2026-07-10 · 4 min
A PM with an agent chief-of-staff
What actually happened when I ran an AI agent as my own chief of staff for a few months: architecture, failures, and the rules that came from them.
I run delivery across three client accounts on two Jira instances, plus the internal work of a consultancy. For the past few months, the first thing that happens in my working day is not me reading email. It's an agent reading everything, and briefing me.
I've written here about building agents for clients. This post is about the one I run on myself: what it actually does, how it's built, and the parts that failed. Especially the parts that failed, because that's where all the design came from.
The morning briefing
When I start a session, the agent scans both Jira instances for status changes, my inbox, Teams, today's calendar, meeting transcripts from a local recorder on my Mac, and my time tracking. It cross-references all of that against a task file, updates what moved, and produces one briefing: today's calendar, top three priorities, follow-ups due, what's new, what's blocked, and whether my logged hours match the work it can see I did.
The last one stings regularly. It's supposed to.
The same setup preps me for meetings (pulls the previous instance's transcript, open tickets, and what I promised last time), turns recorded refinement meetings into drafted Jira tickets I approve before anything is created, and assembles the weekly client status from actual Jira movement instead of memory.
The architecture is files
There is no vector database and no platform. The agent's memory is markdown files in a folder: a small router file, a core file with people and terminology, one file per project, one per person that matters. The router decides what gets loaded: a morning session loads roughly 15–25KB of context depending on which clients are on the calendar that day, and nothing else.
Files sound primitive. They are also diffable, portable, reviewable, and mine. When the agent gets something wrong, I open the file and fix the sentence. Try that with an embedding.
Everything interesting came from a failure
Memory went stale. Early on, facts about people lived in two places, and both drifted. The fix was structural: an index with one current line per person, and depth in a separate dossier. One place to update. The lesson generalizes — duplicated memory isn't redundancy, it's guaranteed contradiction.
The task list became a diary. Every sync appended a dated "new since yesterday" section, and within weeks the file was 300 lines of archaeology. Now there's a hard rule: the task list is a task list. Updates edit existing items in place; the journal lives elsewhere; the file has a line budget and a weekly archive that enforces it. Agents are enthusiastic appenders — containment has to be a rule, not a hope.
Warnings never died. The agent flags risks. That's part of its job description: I ask it to push back. But a flag that gets repeated every morning without being acted on isn't diligence, it's wallpaper. The rule now: a pushback flag that survives three mornings gets escalated into a forced decision, or dropped. Alerts must have a lifecycle.

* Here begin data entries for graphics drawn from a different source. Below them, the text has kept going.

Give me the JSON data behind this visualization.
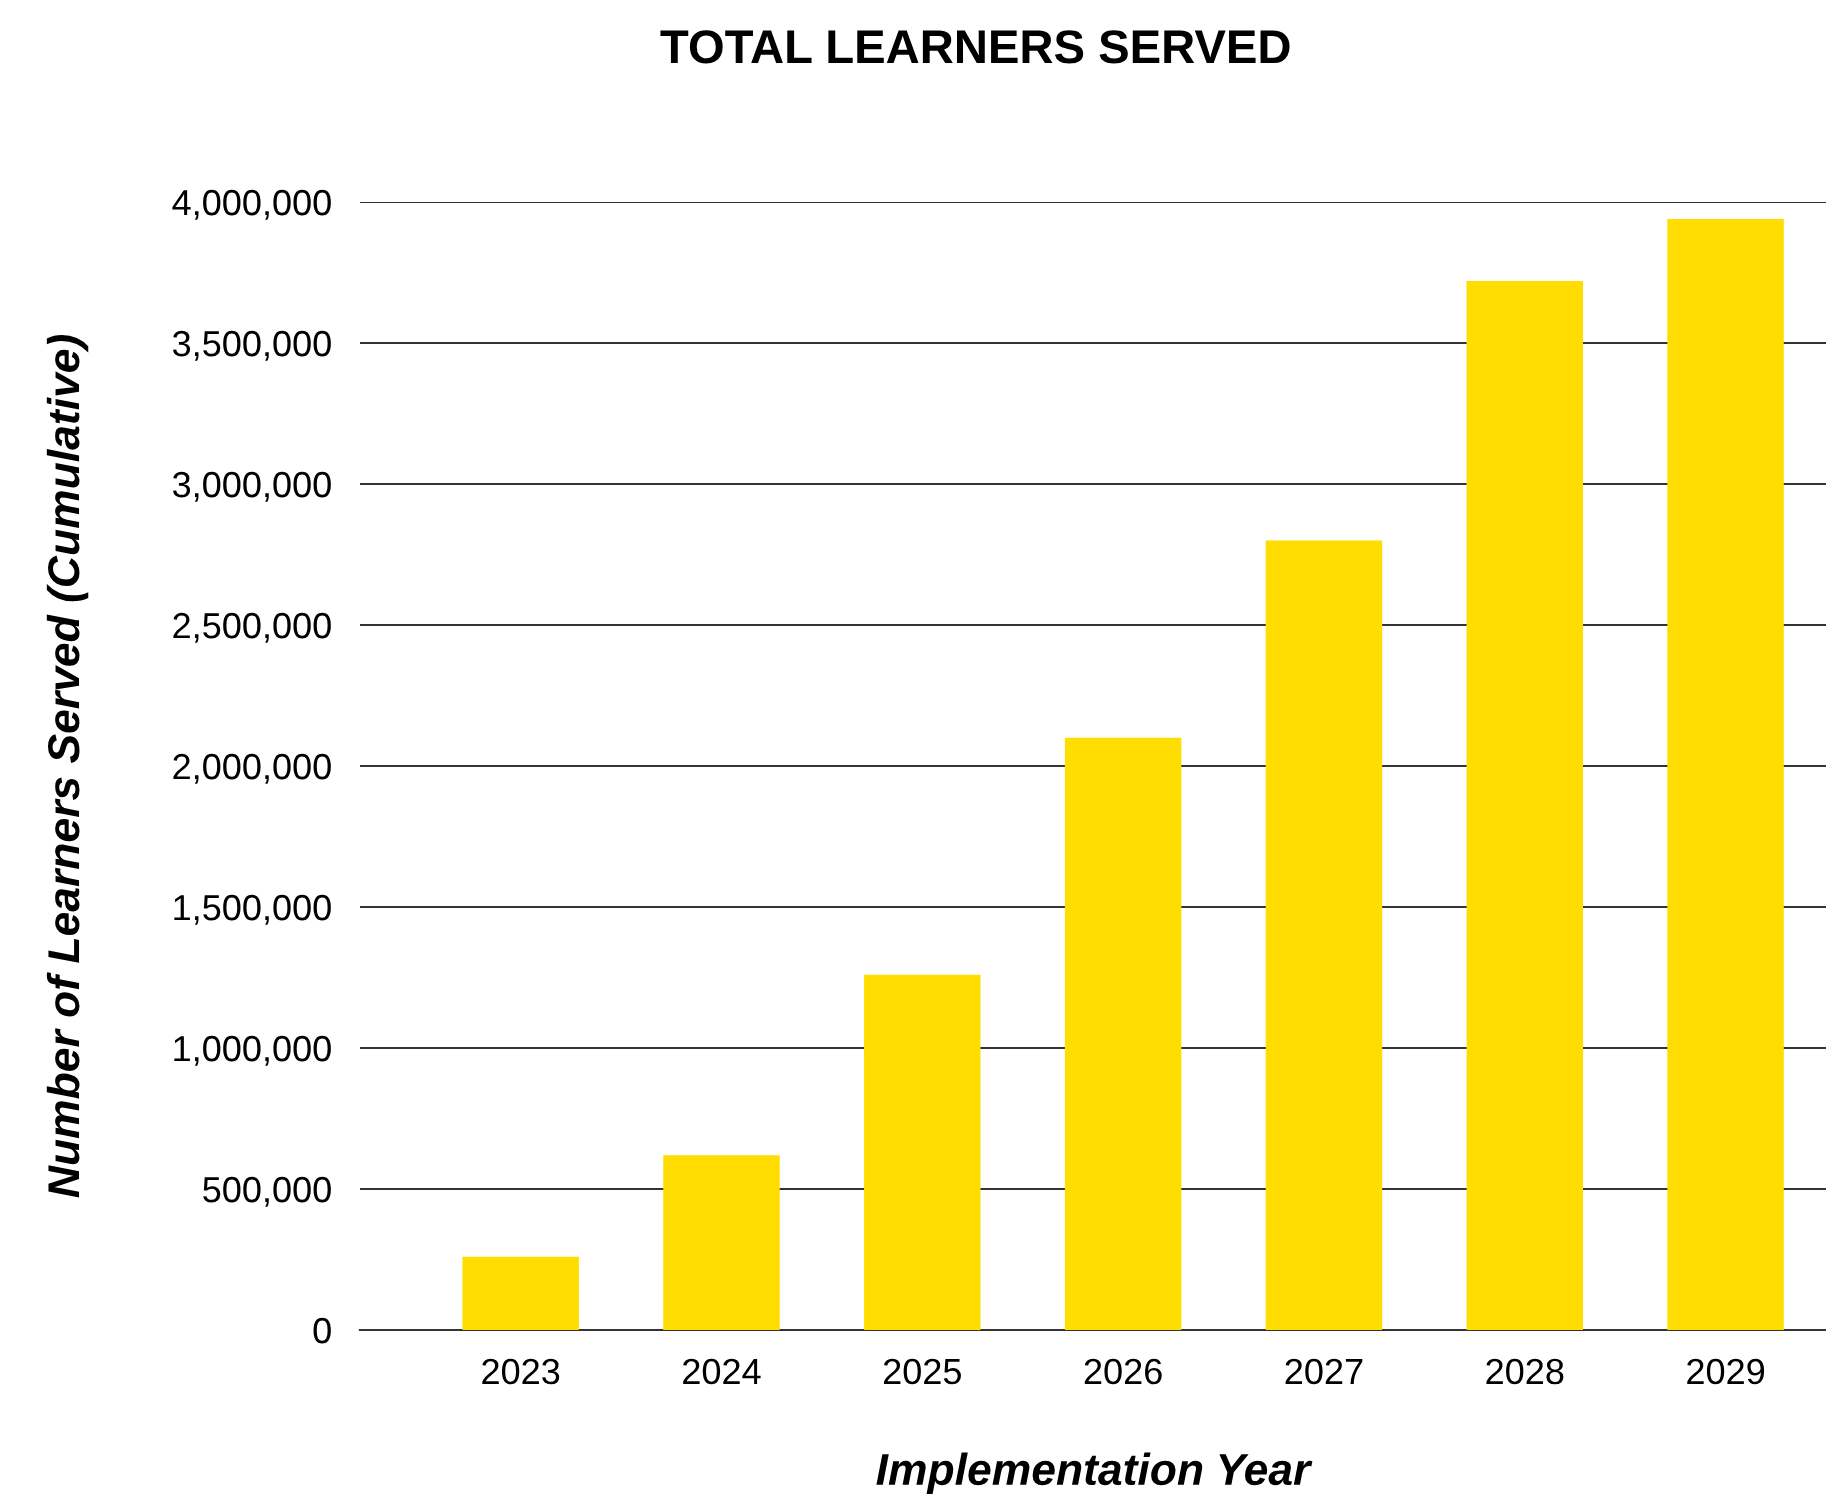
{
  "chart_data": {
    "type": "bar",
    "title": "TOTAL LEARNERS SERVED",
    "xlabel": "Implementation Year",
    "ylabel": "Number of Learners Served (Cumulative)",
    "categories": [
      "2023",
      "2024",
      "2025",
      "2026",
      "2027",
      "2028",
      "2029"
    ],
    "values": [
      260000,
      620000,
      1260000,
      2100000,
      2800000,
      3720000,
      3940000
    ],
    "color": "#ffdd00",
    "ylim": [
      0,
      4000000
    ],
    "yticks": [
      {
        "value": 0,
        "label": "0"
      },
      {
        "value": 500000,
        "label": "500,000"
      },
      {
        "value": 1000000,
        "label": "1,000,000"
      },
      {
        "value": 1500000,
        "label": "1,500,000"
      },
      {
        "value": 2000000,
        "label": "2,000,000"
      },
      {
        "value": 2500000,
        "label": "2,500,000"
      },
      {
        "value": 3000000,
        "label": "3,000,000"
      },
      {
        "value": 3500000,
        "label": "3,500,000"
      },
      {
        "value": 4000000,
        "label": "4,000,000"
      }
    ],
    "grid": "y",
    "legend": false
  }
}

Noise crowded out signal. Uptime reports, auto-resolved cloud alerts, recurring warnings that are "known, monitor only": the agent used to file them all as tasks. Now there's an explicit noise filter: they can appear in the briefing, they may not become work items. Deciding what the agent must ignore took as much care as deciding what it reads.
Each of those rules is written down in the agent's instructions, in plain language, and I add one every time something new goes wrong. That file is the real asset. The model behind it has changed several times; the rules survive every swap.
The same discipline I sell
If this sounds familiar, it's because it is the argument I make to clients about their agents: the model is a component, the operating discipline is the product. Human-in-the-loop isn't a checkbox here, it's the whole shape of the thing: the agent drafts, updates and flags; I decide, send and commit. It has no send button.
The honest summary after a few months: it doesn't make me faster at any single task. It makes the start of every day cheaper (no rebuilding context, no "what did I promise whom") and it makes dropped balls rare, because a file with a line budget and a lifecycle rule is remarkably bad at forgetting.
A chief of staff doesn't do the job for you. It makes sure you walk into the room already knowing everything you were supposed to know. Turns out you can build one.